Last time we showed you how we set up our Raspberry Pi and managed to print something on our thermal printer! This post will show you the rest of the process for building our Readers’ Advisory machine.
Here we are watching the Eurovision semifinals on the projection screen.
Here are all the snacks we had (this is important).
Here are our wires! And the button we had (that didn’t work, more on this later).
Wires plugged into our breadboard. The red button was missing a key component so we couldn’t actually wire it in. Oops.
Monica and Stephanie finishing off the code for the printer.
Here’s a video if it in action.
We wrote up a bunch of reviews which are randomly pulled from a CSV file.
If you look carefully you’ll see the spacing and other issues we dealt with for the printer.
And that was all we could accomplish on that day! We’d have to come back on Saturday to finish everything off.
Saturday
Thankfully the Eurovision finals were on, so we could still watch those.
Whoops.
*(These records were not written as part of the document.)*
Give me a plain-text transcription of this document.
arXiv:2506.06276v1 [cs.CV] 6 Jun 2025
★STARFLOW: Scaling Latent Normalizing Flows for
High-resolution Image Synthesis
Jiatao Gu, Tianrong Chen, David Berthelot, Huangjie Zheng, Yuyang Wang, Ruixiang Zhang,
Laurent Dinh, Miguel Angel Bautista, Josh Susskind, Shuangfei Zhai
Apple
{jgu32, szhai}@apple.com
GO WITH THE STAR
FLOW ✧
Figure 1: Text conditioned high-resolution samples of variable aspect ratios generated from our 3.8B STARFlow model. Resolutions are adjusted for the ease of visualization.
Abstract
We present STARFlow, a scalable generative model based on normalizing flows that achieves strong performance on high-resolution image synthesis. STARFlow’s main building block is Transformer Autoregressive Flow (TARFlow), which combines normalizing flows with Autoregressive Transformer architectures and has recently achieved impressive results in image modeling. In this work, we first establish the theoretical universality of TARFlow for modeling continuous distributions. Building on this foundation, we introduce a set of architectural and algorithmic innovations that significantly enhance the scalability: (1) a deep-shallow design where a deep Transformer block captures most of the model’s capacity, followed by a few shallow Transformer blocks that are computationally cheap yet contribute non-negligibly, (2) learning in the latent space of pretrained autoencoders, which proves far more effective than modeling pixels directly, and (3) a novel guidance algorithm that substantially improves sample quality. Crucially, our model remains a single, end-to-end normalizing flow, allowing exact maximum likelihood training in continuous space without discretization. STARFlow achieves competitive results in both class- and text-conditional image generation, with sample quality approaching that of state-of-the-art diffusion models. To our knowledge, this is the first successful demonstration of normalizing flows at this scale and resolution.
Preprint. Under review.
Turns out we also bought the wrong resistor thing, but thanks to our extra long bread board we were able to wire stuff together.
It’s alive, alive!
Just a few hours later was the Maker Faire social. So we hauled our gear downtown to the Mozilla office and set everything up for people to see what we’d been doing.
Of course (of course!) it didn’t work. Why didn’t it work? We don’t know.
We double checked how all the cables were hooked up.
And it worked! Right now we still need to hook it up to a monitor to get everything running, but we’ll soon have that fixed.
Here’s the sign we made to explain what the machine was.
Krista, Monica, and Stephanie Basking in the delight of having a working machine.
Some of the other people at the social. We met a person from UBC Rapid who will hopefully be making a case for us!
Next up is the show and tell in the SLAIS lounge at 5pm on Wednesday the 21st, and then the Maker Faire on June 7th and 8th! (And if you can’t make either of those, the machine will be around at other events too.)
Don’t forget to write us some reviews for the machine!
Sam
May 21, 2014 — 9:24 am
This is SO COOL! Can’t wait to check it out at the Maker Faire!